In response, Merck Mercuriadis, cofounder and CEO of Hipgnosis, commented to Variety, “They own their share and we own ours. They may own their share of some songs and we own our share, plus the writer’s share and the neighboring rights.”

Contacted by Variety, McVie’s attorney, Mario Gonzales, confirmed the accuracy of UMPG’s statement and Mercuriadis’ response.”

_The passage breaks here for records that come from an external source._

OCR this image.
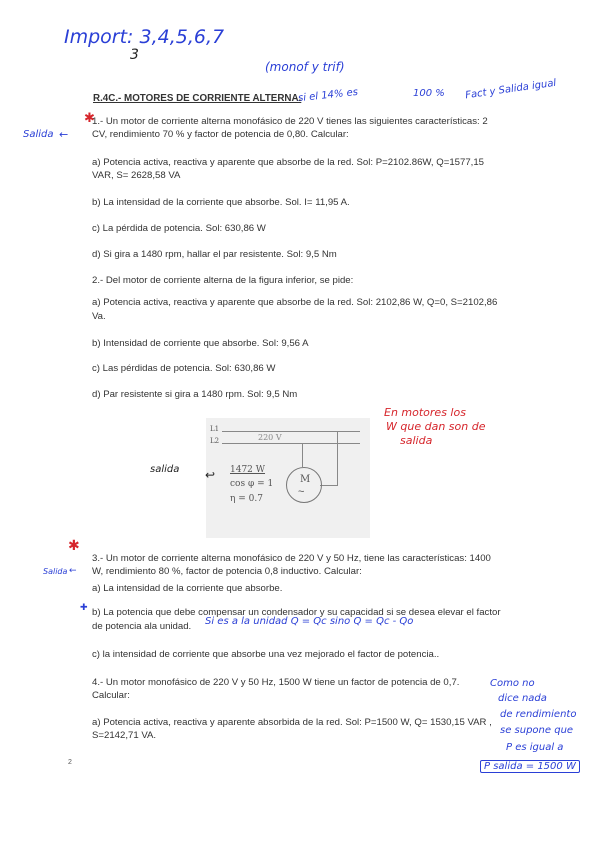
Import: 3,4,5,6,7
3
(monof y trif)
si el 14% es	100 % Fact y Salida igual
R.4C.- MOTORES DE CORRIENTE ALTERNA.
✱
Salida ←

1.- Un motor de corriente alterna monofásico de 220 V tienes las siguientes características: 2

CV, rendimiento 70 % y factor de potencia de 0,80. Calcular:

a) Potencia activa, reactiva y aparente que absorbe de la red. Sol: P=2102.86W, Q=1577,15

VAR, S= 2628,58 VA

b) La intensidad de la corriente que absorbe. Sol. I= 11,95 A.

c) La pérdida de potencia. Sol: 630,86 W

d) Si gira a 1480 rpm, hallar el par resistente. Sol: 9,5 Nm

2.- Del motor de corriente alterna de la figura inferior, se pide:

a) Potencia activa, reactiva y aparente que absorbe de la red. Sol: 2102,86 W, Q=0, S=2102,86

Va.

b) Intensidad de corriente que absorbe. Sol: 9,56 A

c) Las pérdidas de potencia. Sol: 630,86 W

d) Par resistente si gira a 1480 rpm. Sol: 9,5 Nm

L1
L2	220 V
1472 W
cos φ = 1
η = 0.7
M
~
salida ↩
En motores los
W que dan son de
salida
✱
Salida ←

3.- Un motor de corriente alterna monofásico de 220 V y 50 Hz, tiene las características: 1400

W, rendimiento 80 %, factor de potencia 0,8 inductivo. Calcular:

a) La intensidad de la corriente que absorbe.

✚ b) La potencia que debe compensar un condensador y su capacidad si se desea elevar el factor

de potencia ala unidad. Si es a la unidad Q = Qc sino Q = Qc - Qo

c) la intensidad de corriente que absorbe una vez mejorado el factor de potencia..

4.- Un motor monofásico de 220 V y 50 Hz, 1500 W tiene un factor de potencia de 0,7.

Calcular:

a) Potencia activa, reactiva y aparente absorbida de la red. Sol: P=1500 W, Q= 1530,15 VAR ,

S=2142,71 VA.

Como no
dice nada
de rendimiento
se supone que
P es igual a
P salida = 1500 W
2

Hipgnosis’ Monday announcement speaks of McVie’s vast, 50-plus-year catalog and the success of her songs with Fleetwood Mac, including  “Don’t Stop,” “You Make Loving Fun,” “Over My Head,” “Songbird,” “Say You Love Me” and others, and cites the group’s huge sales: the Grammy-winning 1977 album “Rumours” has sold more than 45 million copies worldwide; second is 1987’s “Tango in the Night,” at 15 million.

Yet the specifics of the deal, cited in a table at the end of the release, are what UMPG disputes: The Hipgnosis announcement states “Key catalogue information: Worldwide copyright, ownership and financial interest, including writer’s share of all compositions and neighboring rights; Copyright acquired: 100%; Number of songs: 115,” and then lists other statistics.

That impression is furthered by Mercuriadis’ statement in the announcement, which references the company’s acquisition of 100% of Fleetwood Mac’s Lindsey Buckingham’s song catalog: “Between Christine and Lindsey we now have 48 of 68 songs on the band’s most successful albums,” although the statement did not not specify the songs or albums.

Variety will have more on this situation as it develops.